WebKit tried to remove rewriting in https://bugs.webkit.org/show_bug.cgi?id=224453 but brought it back in https://bugs.webkit.org/show_bug.cgi?id=237182 cc @achristensen07 @cdumez

Since Gecko and WebKit seem to be fine with only YouTube rewrite, not Vimeo or Dailymotion, that seems like the minimum to standardize to address the web compat problem. Is that a problem for Chromium even if you can point to the spec?

zcorpan avatar Mar 12 '24 10:03 zcorpan

Quick GitHub search to get a sense of how common vimeo/dailymotion embeds are compared to youtube.

  • https://github.com/search?q=youtube.com%2Fv%2F&type=code 82.7k
  • https://github.com/search?q=youtube-nocookie.com%2Fv%2F&type=code 1.8k
  • https://github.com/search?q=vimeo.com%2Fmoogaloop.swf&type=code 7.7k
  • https://github.com/search?q=dailymotion.com%2Fswf%2F&type=code 1.7k

zcorpan avatar Mar 12 '24 10:03 zcorpan

Oh nice stats. From my perspective it doesn't make the system really any more complex to have a list of rewrite rules rather than a single one, and there's clearly non-trivial usage of Vimeo too. But if there's no other implementation interested in adding the Vimeo or Dailymotion support, then yeah WHATWG has to just standardize the only thing with multiple-implementor interest.

Chromium will keep the others as non-standard extensions. I just want to go on record saying I don't think it's a great look for the HTML spec to special case a Google property alone, and certainly not something Google would endorse or encourage 😄 . There was a general web compat problem with embedded video when the web evolved to not depend on flash for video, and Chromium is happy to mitigate that compat problem for any video provider with non-trivial usage of their legacy flash embed.

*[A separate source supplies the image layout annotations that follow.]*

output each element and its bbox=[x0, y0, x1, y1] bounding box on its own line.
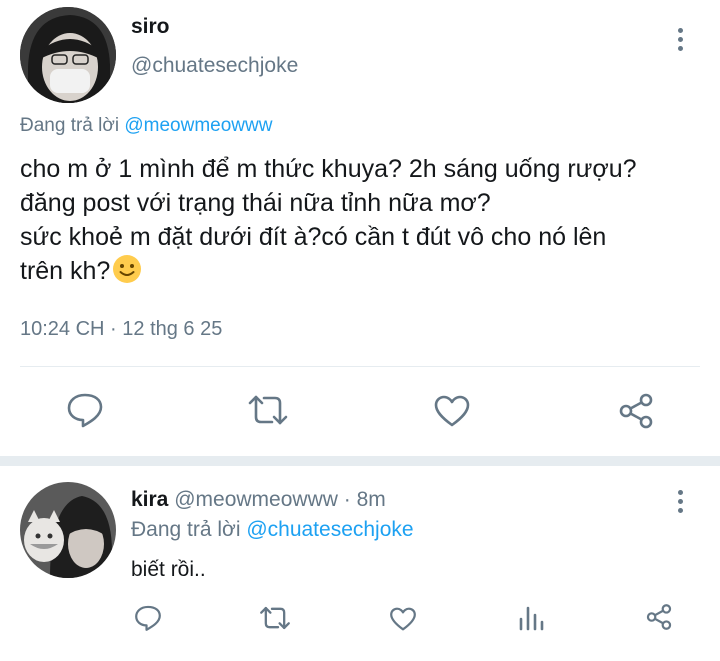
reply-prefix: Đang trả lời bbox=[20, 115, 120, 136]
tweet-line: đăng post với trạng thái nữa tỉnh nữa mơ… bbox=[20, 189, 491, 217]
share-icon[interactable] bbox=[617, 392, 655, 430]
reply-context: Đang trả lời @chuatesechjoke bbox=[131, 518, 414, 542]
handle-and-time[interactable]: @meowmeowww · 8m bbox=[174, 488, 386, 511]
tweet-text: cho m ở 1 mình để m thức khuya? 2h sáng … bbox=[20, 152, 710, 288]
reply-mention-link[interactable]: @meowmeowww bbox=[124, 115, 272, 136]
heart-icon[interactable] bbox=[389, 606, 417, 632]
more-vertical-icon[interactable] bbox=[678, 28, 684, 55]
avatar[interactable] bbox=[20, 482, 116, 578]
tweet-timestamp[interactable]: 10:24 CH · 12 thg 6 25 bbox=[20, 318, 222, 341]
tweet-line: cho m ở 1 mình để m thức khuya? 2h sáng … bbox=[20, 155, 637, 183]
analytics-icon[interactable] bbox=[518, 605, 544, 631]
more-vertical-icon[interactable] bbox=[678, 490, 684, 517]
retweet-icon[interactable] bbox=[258, 605, 292, 631]
tweet-line: sức khoẻ m đặt dưới đít à?có cần t đút v… bbox=[20, 223, 607, 251]
section-separator bbox=[0, 456, 720, 466]
display-name[interactable]: siro bbox=[131, 15, 170, 39]
retweet-icon[interactable] bbox=[246, 393, 290, 427]
divider bbox=[20, 366, 700, 367]
comment-icon[interactable] bbox=[134, 604, 162, 632]
reply-text: biết rồi.. bbox=[131, 558, 206, 581]
avatar[interactable] bbox=[20, 7, 116, 103]
reply-context: Đang trả lời @meowmeowww bbox=[20, 115, 272, 137]
display-name[interactable]: kira bbox=[131, 488, 168, 511]
reply-mention-link[interactable]: @chuatesechjoke bbox=[246, 518, 413, 541]
avatar-image bbox=[20, 482, 116, 578]
reply-prefix: Đang trả lời bbox=[131, 518, 241, 541]
heart-icon[interactable] bbox=[433, 394, 471, 428]
slightly-smiling-emoji bbox=[112, 254, 142, 284]
share-icon[interactable] bbox=[645, 603, 673, 631]
tweet-line: trên kh? bbox=[20, 254, 710, 288]
user-handle[interactable]: @chuatesechjoke bbox=[131, 54, 298, 78]
reply-header: kira @meowmeowww · 8m bbox=[131, 488, 386, 512]
avatar-image bbox=[20, 7, 116, 103]
comment-icon[interactable] bbox=[66, 392, 104, 428]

RByers avatar Mar 14 '24 19:03 RByers

Well now you're being reasonable, @RByers! 😄

@gregorypappas thoughts about supporting vimeo and dailymotion rewrites? @achristensen07 @cdumez same for WebKit?

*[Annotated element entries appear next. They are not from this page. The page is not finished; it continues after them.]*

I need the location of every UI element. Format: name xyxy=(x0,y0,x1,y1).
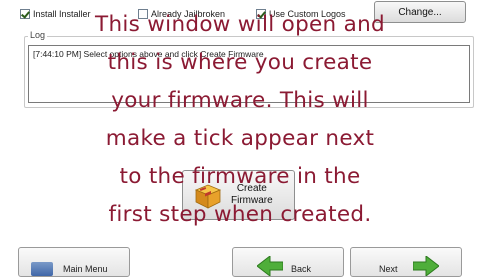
back-arrow-icon xyxy=(256,254,284,279)
next-button[interactable]: Next xyxy=(350,247,462,279)
overlay-line-1: This window will open and xyxy=(95,12,385,37)
main-menu-icon xyxy=(31,262,53,276)
back-label: Back xyxy=(291,264,312,274)
overlay-line-4: make a tick appear next xyxy=(105,126,375,151)
overlay-line-5: to the firmware in the xyxy=(119,164,361,189)
overlay-annotation: This window will open and this is where … xyxy=(0,6,480,234)
main-menu-label: Main Menu xyxy=(63,264,108,274)
overlay-line-3: your firmware. This will xyxy=(111,88,369,113)
main-menu-button[interactable]: Main Menu xyxy=(18,247,130,277)
next-arrow-icon xyxy=(412,254,440,279)
next-label: Next xyxy=(379,264,398,274)
overlay-line-6: first step when created. xyxy=(108,202,372,227)
back-button[interactable]: Back xyxy=(232,247,344,279)
overlay-line-2: this is where you create xyxy=(107,50,373,75)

zcorpan avatar Mar 15 '24 08:03 zcorpan

thoughts about supporting vimeo and dailymotion

It wouldn't be hard, and doing so would mildly increase interoperability, so we might as well just do it. As noted in earlier comments, I still oppose this mechanism in principal, and would hate to see these hacks remain in implementations forever. So even when standardized, I think we should always be eyeing the removal of this stuff if usage decreases enough, even if it takes 20 years :)

gregorypappas avatar Mar 16 '24 20:03 gregorypappas

Does/will everyone at least log some kind of console error similar to synchronous XMLHttpRequest?

annevk avatar Mar 17 '24 15:03 annevk

Does/will everyone at least log some kind of console error similar to synchronous XMLHttpRequest?

Sorry I missed this. I'll do you one better, in Chromium I'll add a deprecation report (which has an associated console error) so that sites watching for usage of deprecated functionality in Chrome in the wild will get a hit on this. In practice we've found that this (and console errors) don't tend to actually drive a meaningful reduction in usage, but I still think it's the right thing to be doing. With luck there will be a point some years in the future where we can say the web doesn't need this anymore (we're just long past the point of hoping that'll come soon IMHO).